Una reflexión sobre la tecnología y la preparación de los alimentos

Estamos habituados a leer y oír sobre los distintos avances y novedades con respecto a tecnologías, aparatos, programas informáticos y otras innovaciones que pueden incorporarse exitosamente a todo tipo de industrias y actividades. También por supuesto en nuestra actividad gastronómica. Basta con hacer una búsqueda como “fábrica de pastas máquinas” o “tecnología para amasar” o “proveedores de alimentos precongelados” para poder vislumbrar rápidamente la enorme -y muchas veces desconcertante- cantidad de propuestas y variedades de insumos disponibles para prácticamente todos los rubros relacionados con la fabricación, distribución o preparación de alimentos. 

Si bien nuestro moderno negocio exige estar al corriente de las nuevas características o alternativas que se manifiestan en el mercado, muchas veces observamos -por parte de quienes ofrecen estos servicios o incluso colegas- una ansiedad por sumar todo tipo de novedad o aparato robotizado, que se presenta en el mercado, sin detenerse en las beneficios reales que traerán en cada caso. 

En Madeleine solemos tomar estas cosas con cautela. Aunque parezca algo extraño a primera vista, la incorporación de cualquier opción -por más pequeña que pueda parecer en principio- es algo que tomamos muy en serio.
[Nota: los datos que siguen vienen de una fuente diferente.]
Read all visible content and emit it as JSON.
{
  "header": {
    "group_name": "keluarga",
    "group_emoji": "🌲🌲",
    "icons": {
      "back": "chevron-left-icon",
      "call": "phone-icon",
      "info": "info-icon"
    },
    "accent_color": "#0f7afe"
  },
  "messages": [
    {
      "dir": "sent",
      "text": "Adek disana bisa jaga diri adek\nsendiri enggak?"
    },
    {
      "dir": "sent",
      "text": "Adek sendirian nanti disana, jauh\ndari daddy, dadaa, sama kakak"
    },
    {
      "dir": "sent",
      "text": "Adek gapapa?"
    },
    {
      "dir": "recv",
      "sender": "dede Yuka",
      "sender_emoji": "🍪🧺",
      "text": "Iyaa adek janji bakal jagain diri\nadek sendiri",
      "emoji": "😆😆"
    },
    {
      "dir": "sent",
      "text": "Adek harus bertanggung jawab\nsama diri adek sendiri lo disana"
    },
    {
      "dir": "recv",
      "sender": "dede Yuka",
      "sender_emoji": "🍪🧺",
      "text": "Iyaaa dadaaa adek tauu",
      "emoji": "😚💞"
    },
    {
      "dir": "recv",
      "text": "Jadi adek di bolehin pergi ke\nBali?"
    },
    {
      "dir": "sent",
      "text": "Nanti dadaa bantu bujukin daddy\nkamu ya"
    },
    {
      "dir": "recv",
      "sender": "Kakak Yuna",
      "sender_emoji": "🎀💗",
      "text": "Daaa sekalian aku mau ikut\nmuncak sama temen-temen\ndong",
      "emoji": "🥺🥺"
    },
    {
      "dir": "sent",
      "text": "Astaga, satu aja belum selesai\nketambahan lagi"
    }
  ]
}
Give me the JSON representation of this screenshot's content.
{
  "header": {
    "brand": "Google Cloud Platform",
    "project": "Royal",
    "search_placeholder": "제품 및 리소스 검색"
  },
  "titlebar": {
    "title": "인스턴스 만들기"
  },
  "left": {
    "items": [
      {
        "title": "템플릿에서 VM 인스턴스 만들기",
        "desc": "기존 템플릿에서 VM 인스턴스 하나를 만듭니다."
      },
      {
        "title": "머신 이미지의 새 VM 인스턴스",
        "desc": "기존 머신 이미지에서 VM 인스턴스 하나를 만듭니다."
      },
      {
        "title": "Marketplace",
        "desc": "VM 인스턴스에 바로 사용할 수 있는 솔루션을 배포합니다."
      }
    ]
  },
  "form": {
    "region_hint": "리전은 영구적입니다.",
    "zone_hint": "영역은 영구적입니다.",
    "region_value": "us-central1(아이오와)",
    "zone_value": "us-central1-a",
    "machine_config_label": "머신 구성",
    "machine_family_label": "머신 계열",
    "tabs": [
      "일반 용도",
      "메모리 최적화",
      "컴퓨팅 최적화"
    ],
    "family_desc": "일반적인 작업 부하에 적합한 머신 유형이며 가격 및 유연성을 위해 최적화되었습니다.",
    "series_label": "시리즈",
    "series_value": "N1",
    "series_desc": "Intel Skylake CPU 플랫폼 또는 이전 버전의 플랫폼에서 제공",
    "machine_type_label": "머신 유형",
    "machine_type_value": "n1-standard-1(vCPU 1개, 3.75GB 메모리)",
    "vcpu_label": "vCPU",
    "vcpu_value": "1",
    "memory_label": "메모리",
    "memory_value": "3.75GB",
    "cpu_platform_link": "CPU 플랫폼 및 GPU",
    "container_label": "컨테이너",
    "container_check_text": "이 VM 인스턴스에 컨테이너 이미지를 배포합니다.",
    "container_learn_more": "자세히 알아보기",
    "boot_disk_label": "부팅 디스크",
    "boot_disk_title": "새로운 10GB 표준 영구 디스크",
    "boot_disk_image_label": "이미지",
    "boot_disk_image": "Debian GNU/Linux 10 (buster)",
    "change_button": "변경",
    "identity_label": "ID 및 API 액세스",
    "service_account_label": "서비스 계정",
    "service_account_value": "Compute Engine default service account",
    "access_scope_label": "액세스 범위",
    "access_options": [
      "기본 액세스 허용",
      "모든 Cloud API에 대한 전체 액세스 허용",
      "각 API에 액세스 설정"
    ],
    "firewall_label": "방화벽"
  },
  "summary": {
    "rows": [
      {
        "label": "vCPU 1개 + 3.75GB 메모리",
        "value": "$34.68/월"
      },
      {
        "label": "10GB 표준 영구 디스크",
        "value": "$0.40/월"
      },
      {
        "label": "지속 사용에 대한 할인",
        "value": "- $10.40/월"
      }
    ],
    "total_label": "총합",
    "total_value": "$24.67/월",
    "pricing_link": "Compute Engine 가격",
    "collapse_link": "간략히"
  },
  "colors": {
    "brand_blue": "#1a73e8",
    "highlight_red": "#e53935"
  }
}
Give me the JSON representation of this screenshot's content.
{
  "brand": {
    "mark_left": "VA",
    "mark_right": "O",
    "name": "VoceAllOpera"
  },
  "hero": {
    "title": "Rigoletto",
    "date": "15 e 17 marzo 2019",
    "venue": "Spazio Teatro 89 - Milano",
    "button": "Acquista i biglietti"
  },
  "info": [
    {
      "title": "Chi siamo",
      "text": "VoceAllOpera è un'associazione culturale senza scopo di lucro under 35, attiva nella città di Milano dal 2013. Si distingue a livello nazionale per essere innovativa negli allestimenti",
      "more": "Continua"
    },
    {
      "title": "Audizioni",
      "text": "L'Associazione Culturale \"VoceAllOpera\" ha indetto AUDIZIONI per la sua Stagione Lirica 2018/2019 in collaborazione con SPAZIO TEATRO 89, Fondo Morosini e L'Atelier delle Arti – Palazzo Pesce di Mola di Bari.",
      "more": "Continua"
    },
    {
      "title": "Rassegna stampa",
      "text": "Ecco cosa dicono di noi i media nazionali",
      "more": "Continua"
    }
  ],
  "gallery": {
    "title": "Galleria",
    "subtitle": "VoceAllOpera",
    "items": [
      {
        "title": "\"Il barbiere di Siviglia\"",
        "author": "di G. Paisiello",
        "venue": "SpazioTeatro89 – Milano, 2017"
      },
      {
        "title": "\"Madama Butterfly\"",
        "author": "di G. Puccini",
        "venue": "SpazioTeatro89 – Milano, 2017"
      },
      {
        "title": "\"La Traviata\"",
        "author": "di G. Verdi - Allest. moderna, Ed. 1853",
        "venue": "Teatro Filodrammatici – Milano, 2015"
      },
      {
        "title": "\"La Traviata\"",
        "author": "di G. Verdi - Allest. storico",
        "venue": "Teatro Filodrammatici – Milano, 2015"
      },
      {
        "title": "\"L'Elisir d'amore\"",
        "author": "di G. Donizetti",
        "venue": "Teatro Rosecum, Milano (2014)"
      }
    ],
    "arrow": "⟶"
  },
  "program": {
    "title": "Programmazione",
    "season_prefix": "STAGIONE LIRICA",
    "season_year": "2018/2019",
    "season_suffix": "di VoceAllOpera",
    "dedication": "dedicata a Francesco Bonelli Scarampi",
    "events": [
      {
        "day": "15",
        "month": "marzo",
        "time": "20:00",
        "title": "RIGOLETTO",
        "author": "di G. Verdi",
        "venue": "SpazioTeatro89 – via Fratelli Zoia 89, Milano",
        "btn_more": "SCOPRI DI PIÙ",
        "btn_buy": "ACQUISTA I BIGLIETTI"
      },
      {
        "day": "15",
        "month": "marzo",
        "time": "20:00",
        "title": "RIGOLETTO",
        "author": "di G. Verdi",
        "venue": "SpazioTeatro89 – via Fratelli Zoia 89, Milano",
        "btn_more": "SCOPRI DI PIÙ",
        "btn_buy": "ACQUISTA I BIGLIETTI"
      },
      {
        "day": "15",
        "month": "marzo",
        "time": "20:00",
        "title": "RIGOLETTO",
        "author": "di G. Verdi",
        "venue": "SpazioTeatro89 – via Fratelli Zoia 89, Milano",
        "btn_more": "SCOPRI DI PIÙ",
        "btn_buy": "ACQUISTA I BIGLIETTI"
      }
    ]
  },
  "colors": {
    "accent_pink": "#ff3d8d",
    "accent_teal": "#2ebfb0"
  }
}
Para nosotros una máquina para hacer empanadas no es sólo una posibilidad de producir una mayor cantidad de alimento, con ahorro de costos; es también una responsabilidad y una desafío que debe tener sentido en la filosofía que tenemos a la hora de preparar los menús. 

Cada nuevo componente que sumamos a nuestra oferta es debidamente contemplado, en relación a sus virtudes o desventajas específicas. Fundamentalmente, nos importa conservar la identidad que hemos logrado con respecto a los sabores, la variedad y la presentación de cada plato que ofrecemos a nuestros clientes. En el sector de la gastronomía, cualquier variante, por pequeña que pueda resultar en un principio, puede provocar cambios profundos en el resultado final de la comida. 

Lamentablemente, algunos colegas han perdido de vista el necesario equilibrio que debe mantenerse entre lo artesanal y lo industrial. Algunos clientes dejan de visitar regularmente a los que solían ser sus negocios preferidos debido a que notan cambios sustanciales en los sabores y aromas que allí se ofrecen. 

Mantener nuestro estilo, pero sin dejar de renovarnos, es uno de los retos más importantes que enfrentamos a la hora de pensar en adherir máquinas, que puedan automatizar tareas que eran realizadas por personas o a través de herramientas más antiguas. 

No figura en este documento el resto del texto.